Cryptocurrency worth hundreds of millions of dollars has been stolen from exchanges around the world by North Korean hackers, according to security firm FireEye. Much of the loot has helped fund the Hermit Kingdom’s nuclear program.

FireEye has singled out an elite team of hackers named APT 38, thought to be part of better-known North Korean hacking group Lazarus. The FBI holds Lazarus responsible for the large-scale WannaCry ransomware attack in 2017, which caused hundreds of millions of dollars in damage via more than 200,000 hacked computers.

The crypto from APT 38’s hacks make up “a significant percentage of North Korean GDP,” a European security official told WIRED, and “are channelled into the DPRK’s missile and nuclear development programs.”

Get the BREAKERMAG newsletter, a weekly roundup of blockchain business and culture.

South Korean intelligence has linked the North to hacks both in the South and in Japan—including one that saw more than $500m in cryptocurrency stolen. FireEye has also linked North Korea to the hacking of a cryptocurrency news website in 2016, apparently for information gathering purposes.

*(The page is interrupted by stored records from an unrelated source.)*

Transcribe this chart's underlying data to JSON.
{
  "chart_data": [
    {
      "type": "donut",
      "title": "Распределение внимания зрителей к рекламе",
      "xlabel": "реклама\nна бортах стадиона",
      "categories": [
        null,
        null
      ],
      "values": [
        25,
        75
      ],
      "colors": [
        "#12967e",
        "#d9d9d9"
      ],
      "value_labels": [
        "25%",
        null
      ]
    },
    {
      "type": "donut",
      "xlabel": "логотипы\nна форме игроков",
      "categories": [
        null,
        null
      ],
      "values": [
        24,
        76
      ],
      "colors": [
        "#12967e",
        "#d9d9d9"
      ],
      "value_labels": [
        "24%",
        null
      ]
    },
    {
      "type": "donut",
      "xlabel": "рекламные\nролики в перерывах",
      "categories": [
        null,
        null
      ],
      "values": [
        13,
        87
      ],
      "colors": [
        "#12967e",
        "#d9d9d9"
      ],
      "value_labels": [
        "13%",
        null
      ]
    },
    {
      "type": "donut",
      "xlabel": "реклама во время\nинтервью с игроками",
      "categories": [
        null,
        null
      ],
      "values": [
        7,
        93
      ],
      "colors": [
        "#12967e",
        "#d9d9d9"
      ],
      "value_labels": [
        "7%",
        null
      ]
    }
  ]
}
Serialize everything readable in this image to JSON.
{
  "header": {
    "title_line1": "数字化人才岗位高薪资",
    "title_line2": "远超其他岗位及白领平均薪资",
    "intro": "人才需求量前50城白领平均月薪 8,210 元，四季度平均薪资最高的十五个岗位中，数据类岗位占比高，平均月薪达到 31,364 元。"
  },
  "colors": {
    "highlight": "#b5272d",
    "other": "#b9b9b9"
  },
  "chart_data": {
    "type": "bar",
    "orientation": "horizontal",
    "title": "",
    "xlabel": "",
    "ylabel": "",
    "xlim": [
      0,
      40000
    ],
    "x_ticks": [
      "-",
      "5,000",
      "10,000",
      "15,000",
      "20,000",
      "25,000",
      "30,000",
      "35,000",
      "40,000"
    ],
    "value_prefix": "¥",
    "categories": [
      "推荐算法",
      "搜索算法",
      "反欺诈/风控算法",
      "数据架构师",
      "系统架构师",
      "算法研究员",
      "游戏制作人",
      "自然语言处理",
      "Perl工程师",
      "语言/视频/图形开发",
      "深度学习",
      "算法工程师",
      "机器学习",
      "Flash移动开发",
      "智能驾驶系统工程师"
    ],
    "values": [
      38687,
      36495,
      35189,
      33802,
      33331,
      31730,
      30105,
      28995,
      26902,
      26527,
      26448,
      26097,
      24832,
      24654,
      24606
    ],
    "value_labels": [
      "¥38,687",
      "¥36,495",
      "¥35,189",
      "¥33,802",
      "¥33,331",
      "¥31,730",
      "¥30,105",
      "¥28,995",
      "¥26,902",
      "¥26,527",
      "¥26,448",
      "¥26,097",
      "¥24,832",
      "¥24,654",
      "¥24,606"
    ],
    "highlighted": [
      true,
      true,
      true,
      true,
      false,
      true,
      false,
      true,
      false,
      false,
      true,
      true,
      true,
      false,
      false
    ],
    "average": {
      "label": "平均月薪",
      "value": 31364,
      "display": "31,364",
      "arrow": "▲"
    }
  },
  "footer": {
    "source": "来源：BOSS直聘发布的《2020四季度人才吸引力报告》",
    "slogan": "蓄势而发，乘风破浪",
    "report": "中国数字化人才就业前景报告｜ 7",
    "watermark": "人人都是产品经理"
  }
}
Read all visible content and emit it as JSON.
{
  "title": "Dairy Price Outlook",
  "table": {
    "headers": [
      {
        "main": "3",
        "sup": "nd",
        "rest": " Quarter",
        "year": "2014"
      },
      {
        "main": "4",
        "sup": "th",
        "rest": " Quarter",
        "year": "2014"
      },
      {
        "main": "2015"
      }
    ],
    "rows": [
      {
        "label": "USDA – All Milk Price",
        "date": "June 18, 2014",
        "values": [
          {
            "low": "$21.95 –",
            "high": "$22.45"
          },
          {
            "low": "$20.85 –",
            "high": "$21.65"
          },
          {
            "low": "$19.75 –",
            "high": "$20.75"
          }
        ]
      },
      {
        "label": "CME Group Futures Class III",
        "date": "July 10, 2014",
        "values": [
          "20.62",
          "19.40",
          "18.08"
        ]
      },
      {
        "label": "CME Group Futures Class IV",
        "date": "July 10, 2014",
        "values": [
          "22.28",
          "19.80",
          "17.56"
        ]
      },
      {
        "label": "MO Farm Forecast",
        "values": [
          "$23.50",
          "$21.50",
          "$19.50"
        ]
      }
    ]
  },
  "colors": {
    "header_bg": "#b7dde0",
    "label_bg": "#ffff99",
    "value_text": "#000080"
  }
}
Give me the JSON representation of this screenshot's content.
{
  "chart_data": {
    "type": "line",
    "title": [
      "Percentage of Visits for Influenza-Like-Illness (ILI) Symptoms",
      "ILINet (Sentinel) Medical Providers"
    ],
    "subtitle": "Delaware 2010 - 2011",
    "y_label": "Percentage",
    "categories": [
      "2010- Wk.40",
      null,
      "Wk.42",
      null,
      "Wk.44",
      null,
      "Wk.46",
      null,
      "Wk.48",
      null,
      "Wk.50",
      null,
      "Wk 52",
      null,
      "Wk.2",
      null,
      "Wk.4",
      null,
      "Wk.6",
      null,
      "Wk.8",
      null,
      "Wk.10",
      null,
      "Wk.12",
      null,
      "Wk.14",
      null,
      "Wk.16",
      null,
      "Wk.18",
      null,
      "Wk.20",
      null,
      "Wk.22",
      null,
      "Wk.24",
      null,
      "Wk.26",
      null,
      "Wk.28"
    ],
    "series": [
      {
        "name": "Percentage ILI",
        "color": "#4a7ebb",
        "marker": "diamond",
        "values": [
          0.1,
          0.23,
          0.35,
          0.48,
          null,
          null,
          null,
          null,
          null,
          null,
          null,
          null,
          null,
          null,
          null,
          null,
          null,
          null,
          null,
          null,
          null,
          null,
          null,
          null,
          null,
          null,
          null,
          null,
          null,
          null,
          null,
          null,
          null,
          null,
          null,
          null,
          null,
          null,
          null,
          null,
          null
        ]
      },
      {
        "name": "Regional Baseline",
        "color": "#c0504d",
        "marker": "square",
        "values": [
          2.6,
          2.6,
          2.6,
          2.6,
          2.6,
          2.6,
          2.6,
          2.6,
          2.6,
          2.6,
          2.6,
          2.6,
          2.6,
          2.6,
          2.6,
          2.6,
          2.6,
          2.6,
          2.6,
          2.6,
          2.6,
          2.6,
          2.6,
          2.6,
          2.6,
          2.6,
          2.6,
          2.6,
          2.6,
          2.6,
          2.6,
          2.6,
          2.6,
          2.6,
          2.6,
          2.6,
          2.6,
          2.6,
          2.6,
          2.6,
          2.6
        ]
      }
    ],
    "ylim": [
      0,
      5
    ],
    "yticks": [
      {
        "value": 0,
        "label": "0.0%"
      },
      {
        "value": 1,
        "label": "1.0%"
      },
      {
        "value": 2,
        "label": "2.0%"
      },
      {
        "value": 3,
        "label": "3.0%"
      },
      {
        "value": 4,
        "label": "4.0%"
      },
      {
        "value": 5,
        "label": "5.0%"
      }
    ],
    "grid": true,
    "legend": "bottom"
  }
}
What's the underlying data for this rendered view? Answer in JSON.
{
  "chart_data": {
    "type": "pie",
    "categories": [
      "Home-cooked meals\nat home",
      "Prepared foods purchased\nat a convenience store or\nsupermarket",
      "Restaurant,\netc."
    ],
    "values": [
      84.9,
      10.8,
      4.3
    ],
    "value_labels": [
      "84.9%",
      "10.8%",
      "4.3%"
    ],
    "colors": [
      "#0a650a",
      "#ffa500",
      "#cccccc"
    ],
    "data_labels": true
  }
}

As well as targeting cryptocurrency exchanges, Lazarus and APT 38 have been prolific in cyber bank robbery all over the world. Traditional financial institutions have been compromised in at least 10 countries in Asia and Latin America. More than $13 million was fraudulently taken from Cosmos Bank in India last year, most of it through 14,000 physical ATMs.

North Korea has restarted work on its nuclear capability following a breakdown in talks between Kim Jong-Un and Donald Trump. US analysts and South Korean intelligence agreed last month that the North had begun rebuilding a satellite launching station and an engine testing facility—two parts of its intercontinental ballistic missile program.